Il décrit la Charpillon, comme il l’appelle, comme une de ces beautés auxquelles il est difficile de découvrir le moindre défaut physique. Sa physionomie douce et ouverte avait l’expression de la candeur et semblait annoncer cette délicatesse de sentiment et cette sensibilité exquise qui sont toujours des armes irrésistibles dans le beau sexe.
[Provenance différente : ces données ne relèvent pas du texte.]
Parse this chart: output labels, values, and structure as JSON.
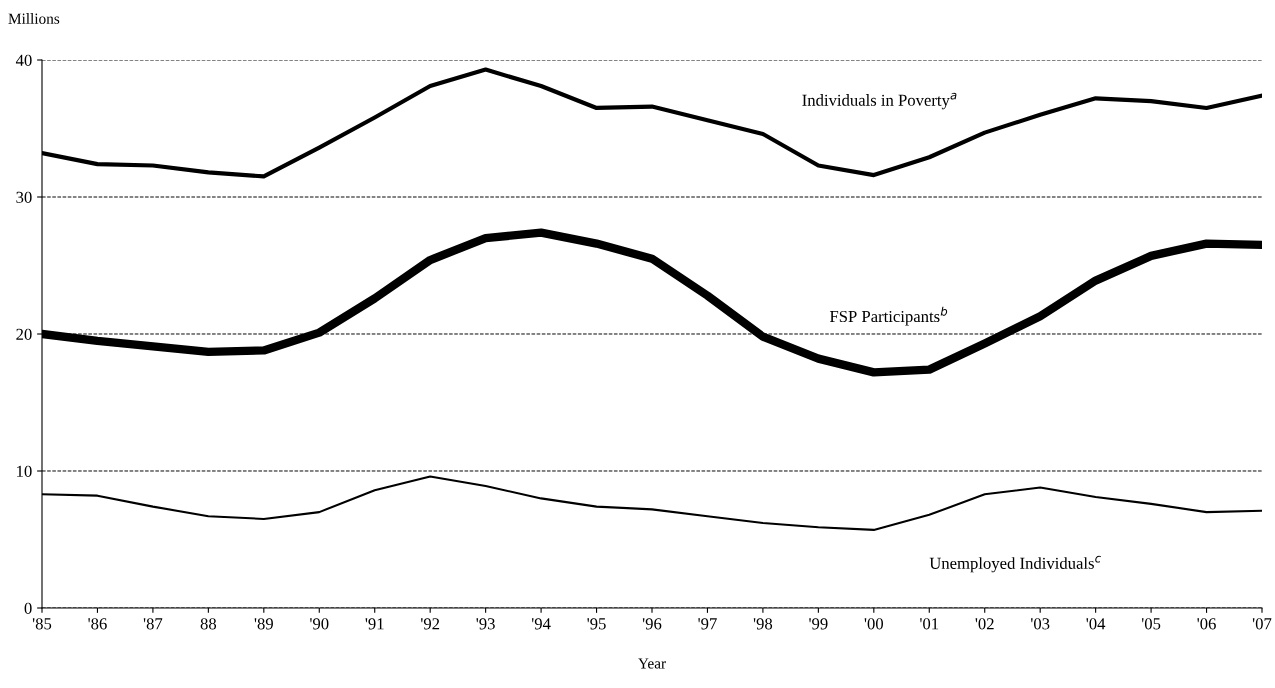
{
  "chart_data": {
    "type": "line",
    "ylabel": "Millions",
    "xlabel": "Year",
    "categories": [
      "'85",
      "'86",
      "'87",
      "88",
      "'89",
      "'90",
      "'91",
      "'92",
      "'93",
      "'94",
      "'95",
      "'96",
      "'97",
      "'98",
      "'99",
      "'00",
      "'01",
      "'02",
      "'03",
      "'04",
      "'05",
      "'06",
      "'07"
    ],
    "series": [
      {
        "name": "Individuals in Poverty$^{a}$",
        "color": "#000000",
        "values": [
          33.2,
          32.4,
          32.3,
          31.8,
          31.5,
          33.6,
          35.8,
          38.1,
          39.3,
          38.1,
          36.5,
          36.6,
          35.6,
          34.6,
          32.3,
          31.6,
          32.9,
          34.7,
          36.0,
          37.2,
          37.0,
          36.5,
          37.4
        ]
      },
      {
        "name": "FSP Participants$^{b}$",
        "color": "#000000",
        "values": [
          20.0,
          19.5,
          19.1,
          18.7,
          18.8,
          20.1,
          22.6,
          25.4,
          27.0,
          27.4,
          26.6,
          25.5,
          22.8,
          19.8,
          18.2,
          17.2,
          17.4,
          19.3,
          21.3,
          23.9,
          25.7,
          26.6,
          26.5
        ]
      },
      {
        "name": "Unemployed Individuals$^{c}$",
        "color": "#000000",
        "values": [
          8.3,
          8.2,
          7.4,
          6.7,
          6.5,
          7.0,
          8.6,
          9.6,
          8.9,
          8.0,
          7.4,
          7.2,
          6.7,
          6.2,
          5.9,
          5.7,
          6.8,
          8.3,
          8.8,
          8.1,
          7.6,
          7.0,
          7.1
        ]
      }
    ],
    "ylim": [
      0,
      40
    ],
    "yticks": [
      0,
      10,
      20,
      30,
      40
    ],
    "grid": "y",
    "legend": false,
    "marker": "none",
    "line_style": "solid"
  }
}
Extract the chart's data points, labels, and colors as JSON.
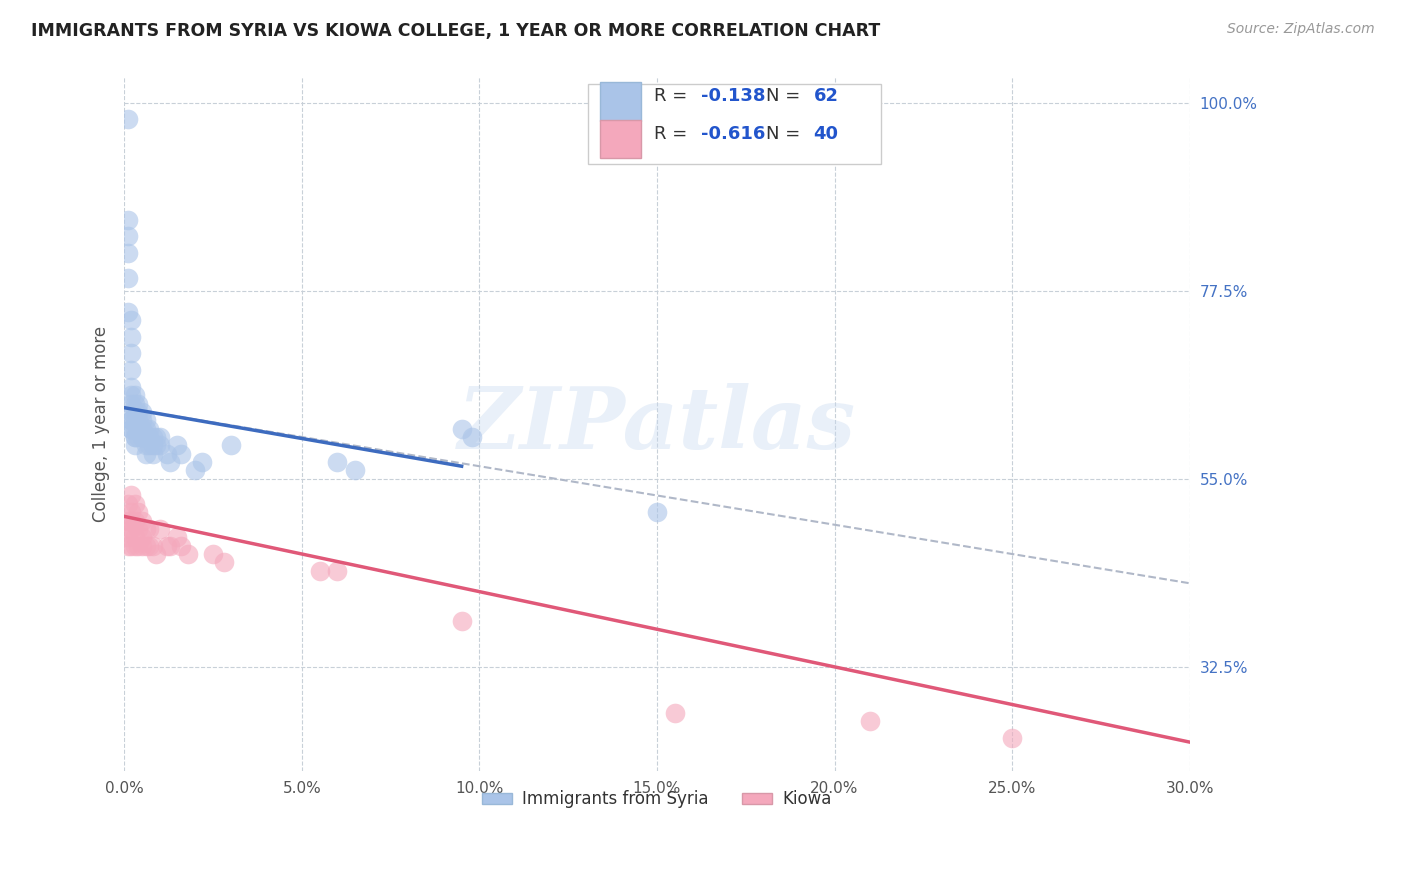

Dans ces points seulement, la nature s’était plu à mentir sur sa figure.
Casanova se pense surpris par l’attrait puissant de la nouveauté  et par l’espoir que le désenchantement ne tarderait pas à venir. « Je cesserai de la trouver merveilleuse, me dis-je, dès que je l’aurai possédée, et cela ne saurait tarder. » Il ajoute : Sans me flatter de vouloir lui plaire, j’avais de l’or et je n’étais pas avare : je pouvais donc supposer qu’elle ne résisterait pas.
Jamais il ne pourra arriver à ses fins.

Charpillon était drôle et intelligente, et déterminée à lui soutirer le plus d’argent possible, sous des prétextes variés (sa tante essaie de créer un élixir de longue vie pour lequel il lui faut une certaine somme, que bien évidemment on lui remboursera). Il est probable que cette jeune femme, prostituée très tôt, a pris une revanche.
Pour autant, Casanova ne semble pas avoir été dupe de ses efforts à « séduire » cette fille, qui, de notoriété publique, vivait du commerce de son corps. : Cette lutte m’humiliait, et pourtant je me sentais vivement attiré par la beauté de cette fille quand tout le reste en elle me rebutait.
Le premier soir où il la met enfin dans son lit, elle est tellement entortillée dans sa chemise de nuit qu’il n’arrive à rien et se retient tout juste de l’étrangler après l’avoir griffée et battue. Un autre soir, elle prétend être indisposée et refuse catégoriquement tout rapport. Il est furieux et dépité. Je reconnus que j’étais dupe, sot et vil à mes propres yeux, et d’autant plus que je m’étais avili pour une abominable prostituée. Quand, enfin, il a l’a sous la main et qu’elle est consentante, une sorte d’orgueil mal placé l’empêche d’assouvir sa passion et son désir.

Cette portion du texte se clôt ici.